I was very surprised, because I was still having my normal monthly periods and I was only forty-eight years old at the time. I have to admit I felt quite sad when my doctor first told me I was menopausal. One of the thoughts that kept coming to me was that I was not going to be able to have any more children. Not that I was planning on having any at that time, but the choice was being taken away from me.

I had thought that women did not begin to experience menopause until they were in their mid-fifties, not women of my age. I knew some of my good friends were going through menopause and they were ten years older than me. They had never really spoken about it in depth. Many women do not like to talk about the subject or admit they are going through menopause.

I wanted a better understanding of menopause, so I decided to do research.

When I first found out I was menopausal, I called my mother to ask her when she started to experience her menopause symptoms, but she did not remember and was very vague about it. I also asked my older sister, and got the same response as I did from my mother.

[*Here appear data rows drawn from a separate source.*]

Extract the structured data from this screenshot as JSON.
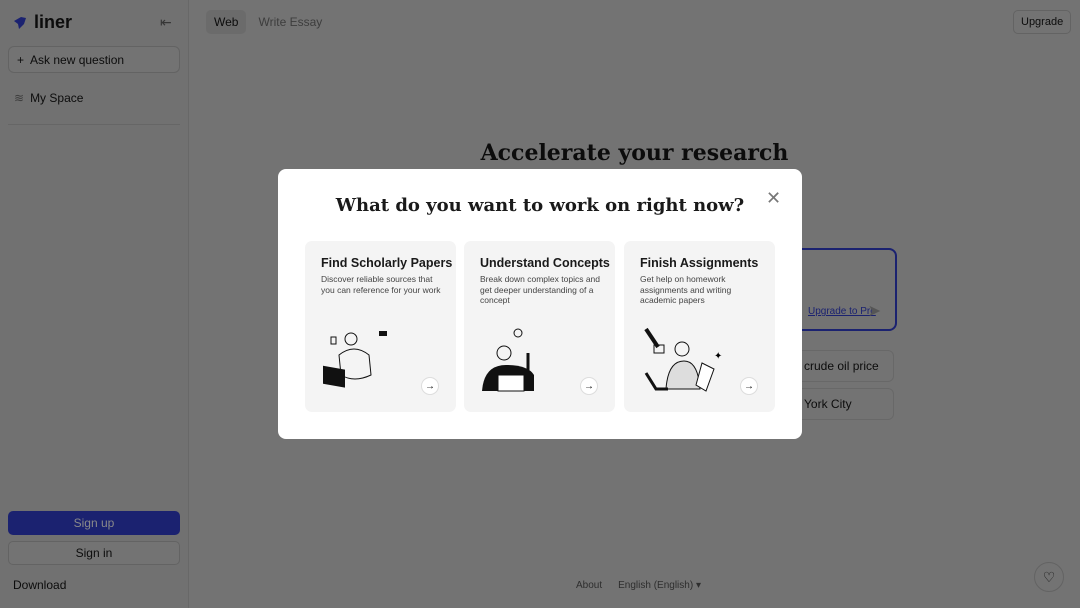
{
  "sidebar": {
    "logo": "liner",
    "ask_label": "Ask new question",
    "my_space": "My Space",
    "sign_up": "Sign up",
    "sign_in": "Sign in",
    "download": "Download"
  },
  "header": {
    "tabs": [
      {
        "label": "Web",
        "active": true
      },
      {
        "label": "Write Essay",
        "active": false
      }
    ],
    "upgrade": "Upgrade"
  },
  "main": {
    "hero": "Accelerate your research",
    "upgrade_link": "Upgrade to Pro",
    "suggestions": [
      "crude oil price",
      "York City"
    ]
  },
  "footer": {
    "about": "About",
    "language": "English (English)"
  },
  "modal": {
    "title": "What do you want to work on right now?",
    "cards": [
      {
        "title": "Find Scholarly Papers",
        "desc": "Discover reliable sources that you can reference for your work"
      },
      {
        "title": "Understand Concepts",
        "desc": "Break down complex topics and get deeper understanding of a concept"
      },
      {
        "title": "Finish Assignments",
        "desc": "Get help on homework assignments and writing academic papers"
      }
    ]
  },
  "colors": {
    "brand": "#2a36c8"
  }
}
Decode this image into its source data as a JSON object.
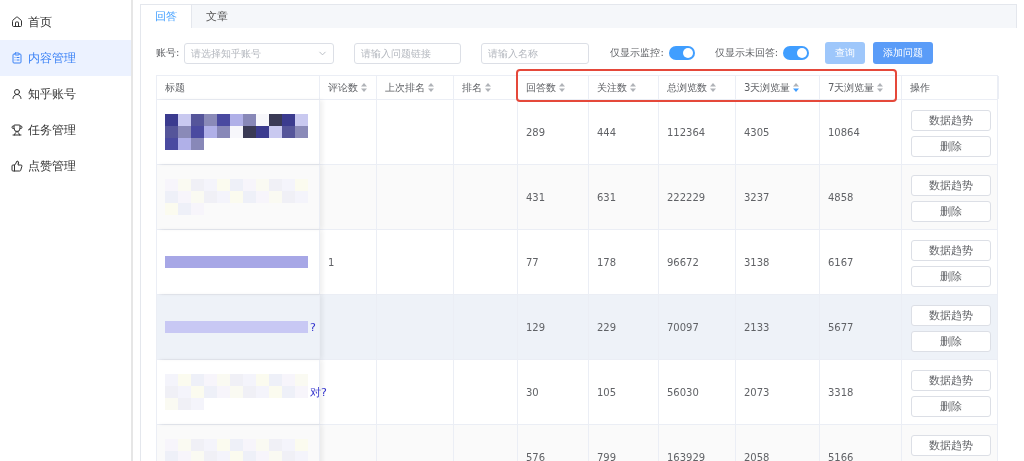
{
  "sidebar": {
    "items": [
      {
        "label": "首页",
        "selected": false
      },
      {
        "label": "内容管理",
        "selected": true
      },
      {
        "label": "知乎账号",
        "selected": false
      },
      {
        "label": "任务管理",
        "selected": false
      },
      {
        "label": "点赞管理",
        "selected": false
      }
    ]
  },
  "tabs": [
    {
      "label": "回答",
      "selected": true
    },
    {
      "label": "文章",
      "selected": false
    }
  ],
  "filters": {
    "account_label": "账号:",
    "account_placeholder": "请选择知乎账号",
    "link_placeholder": "请输入问题链接",
    "name_placeholder": "请输入名称",
    "switches": [
      {
        "label": "仅显示监控:",
        "on": true
      },
      {
        "label": "仅显示未回答:",
        "on": true
      }
    ],
    "buttons": [
      {
        "label": "查询",
        "kind": "light"
      },
      {
        "label": "添加问题",
        "kind": "primary"
      }
    ]
  },
  "table": {
    "columns": [
      {
        "label": "标题",
        "kind": "plain"
      },
      {
        "label": "评论数",
        "kind": "sortable",
        "sorted_desc": false
      },
      {
        "label": "上次排名",
        "kind": "sortable",
        "sorted_desc": false
      },
      {
        "label": "排名",
        "kind": "sortable",
        "sorted_desc": false
      },
      {
        "label": "回答数",
        "kind": "sortable",
        "sorted_desc": false,
        "highlighted": true
      },
      {
        "label": "关注数",
        "kind": "sortable",
        "sorted_desc": false,
        "highlighted": true
      },
      {
        "label": "总浏览数",
        "kind": "sortable",
        "sorted_desc": false,
        "highlighted": true
      },
      {
        "label": "3天浏览量",
        "kind": "sortable",
        "sorted_desc": true,
        "highlighted": true
      },
      {
        "label": "7天浏览量",
        "kind": "sortable",
        "sorted_desc": false,
        "highlighted": true
      },
      {
        "label": "操作",
        "kind": "plain"
      }
    ],
    "rows": [
      {
        "hovered": false,
        "cells": [
          "",
          "",
          "",
          "",
          "289",
          "444",
          "112364",
          "4305",
          "10864"
        ],
        "actions": [
          "数据趋势",
          "删除"
        ]
      },
      {
        "hovered": false,
        "cells": [
          "",
          "",
          "",
          "",
          "431",
          "631",
          "222229",
          "3237",
          "4858"
        ],
        "actions": [
          "数据趋势",
          "删除"
        ]
      },
      {
        "hovered": false,
        "cells": [
          "",
          "1",
          "",
          "",
          "77",
          "178",
          "96672",
          "3138",
          "6167"
        ],
        "actions": [
          "数据趋势",
          "删除"
        ]
      },
      {
        "hovered": true,
        "cells": [
          "?",
          "",
          "",
          "",
          "129",
          "229",
          "70097",
          "2133",
          "5677"
        ],
        "actions": [
          "数据趋势",
          "删除"
        ]
      },
      {
        "hovered": false,
        "cells": [
          "对?",
          "",
          "",
          "",
          "30",
          "105",
          "56030",
          "2073",
          "3318"
        ],
        "actions": [
          "数据趋势",
          "删除"
        ]
      },
      {
        "hovered": false,
        "cells": [
          "",
          "",
          "",
          "",
          "576",
          "799",
          "163929",
          "2058",
          "5166"
        ],
        "actions": [
          "数据趋势"
        ]
      }
    ]
  }
}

It seems that most women from that era did not really talk about periods and women’s issues. But, even if they had been able to tell me more about their menopausal experience, it does not mean that I would have experienced menopause and its symptoms in the same way.

In the past, I had always seen myself as an emotionally strong, loving, and independent woman. Through my experience with menopause, though, I found myself an emotional wreck. I became very depressed, weak and lethargic most of the time. I was also experiencing anxiety, which I had never experienced before.

I also found myself eating types of foods I never used to eat before. I found myself craving sugary and fatty foods. I started to put on weight, and I did not have the energy to go to the gym as I had always done before. One of the reasons I had no energy was because I had not been sleeping through the night.

The biggest reason for not sleeping at night was because I was having severe night sweats. Some nights I had to change my nighties and bed sheets up to four times, and other nights my mind and body would be very restless. After months and months of not sleeping I was totally emotionally and physically drained and exhausted.

My family and friends could not believe how I had changed. I knew I had to get my symptoms under control. They were destroying not only me, but also my relationships.

This is why I feel it is important that not only should women better understand menopause and its symptoms, but also help their husbands, partners, family and friends understand as well. Everyone can benefit from a better understanding of what a menopausal woman is going through.

I would encourage you to educate them, as well, so they will be able to understand on a deeper level and assist you through this difficult time.